Dans The Fabelmans, John Ford demande au jeune Sam : « Pourquoi veux-tu devenir réalisateur de cinéma ? ». Ma réponse à sa place, aurait sûrement été : « Regardez Babylon et vous comprendrez ». Pendant les premières heures du film, je n’aurais jamais imaginé éclater en sanglots à la fin, et c’est pourtant ce qu’il s’est passé. Damien Chazelle a compris, et a remis du kérosène sur la flamme qui brûle au fond de moi pour cet art.
Babylon est une romance, qui raconte une histoire d’amour entre le cinéma et un cinéaste. À mon sens, ce film ne parlera pas tant au grand public, ni même aux simples cinéphiles : il s’adresse aux amoureux, à ceux qui veulent dédier leur vie à faire du cinéma.
Babylon, c’est une épopée à travers l’histoire du 7ème art, de ses débuts avec le muet jusqu’au passage au parlant. Damien Chazelle pose alors cette question : « Est-ce que les avancées techniques du cinéma ne le tuent pas, en un sens ? » En l’occurrence ici : « Est-ce que l’arrivée du son n’a-t-elle pas tué son essence ? ». La scène où l’opérateur image meurt étouffé dans sa cabine insonorisée nous chuchote que oui, mais la séquence de fin, démarrant sur la musique Singing in the Rain, nous chante que non.

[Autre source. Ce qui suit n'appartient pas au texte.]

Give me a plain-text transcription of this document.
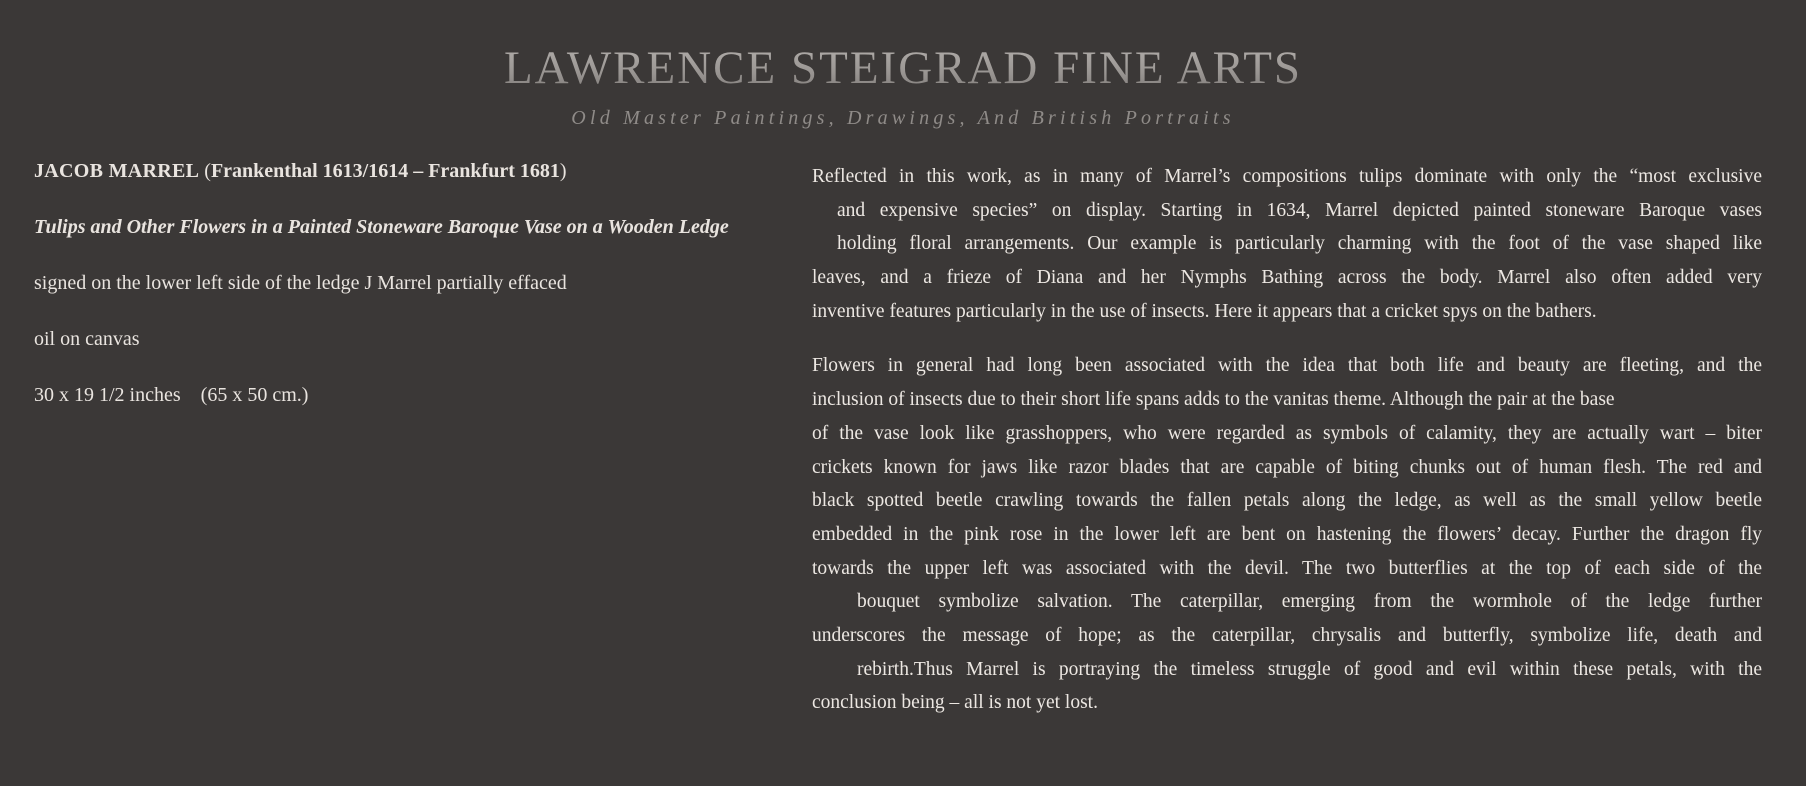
LAWRENCE STEIGRAD FINE ARTS
Old Master Paintings, Drawings, And British Portraits
JACOB MARREL (Frankenthal 1613/1614 – Frankfurt 1681)
Tulips and Other Flowers in a Painted Stoneware Baroque Vase on a Wooden Ledge
signed on the lower left side of the ledge J Marrel partially effaced
oil on canvas
30 x 19 1/2 inches (65 x 50 cm.)
Reflected in this work, as in many of Marrel’s compositions tulips dominate with only the “most exclusive
and expensive species” on display. Starting in 1634, Marrel depicted painted stoneware Baroque vases
holding floral arrangements. Our example is particularly charming with the foot of the vase shaped like
leaves, and a frieze of Diana and her Nymphs Bathing across the body. Marrel also often added very
inventive features particularly in the use of insects. Here it appears that a cricket spys on the bathers.
Flowers in general had long been associated with the idea that both life and beauty are fleeting, and the
inclusion of insects due to their short life spans adds to the vanitas theme. Although the pair at the base
of the vase look like grasshoppers, who were regarded as symbols of calamity, they are actually wart – biter
crickets known for jaws like razor blades that are capable of biting chunks out of human flesh. The red and
black spotted beetle crawling towards the fallen petals along the ledge, as well as the small yellow beetle
embedded in the pink rose in the lower left are bent on hastening the flowers’ decay. Further the dragon fly
towards the upper left was associated with the devil. The two butterflies at the top of each side of the
bouquet symbolize salvation. The caterpillar, emerging from the wormhole of the ledge further
underscores the message of hope; as the caterpillar, chrysalis and butterfly, symbolize life, death and
rebirth.Thus Marrel is portraying the timeless struggle of good and evil within these petals, with the
conclusion being – all is not yet lost.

Le parlant a tué d’une certaine manière, ce que pouvait être le cinéma, mais quand il y a mort, il y a naissance. Le son a donné un second souffle à la manière de raconter des histoires et de faire des films. Il a permis à nous, spectateurs, de découvrir tous les films que Manny regarde, les yeux emplis de larmes, sur le grand écran, nous rappelant que le cinéma n’est ni passé, ni futur, mais simplement présent.
Si vous regardez Babylon, vous vous souviendrez que chaque film fait partie d’un fragment de l’histoire du cinéma, et qu’à chaque fois que vous en regardez un, vous redonnez vie aux fantômes d’un passé pas si lointain. Alors, vous comprendrez que l’immortalité se trouve à travers l’écran.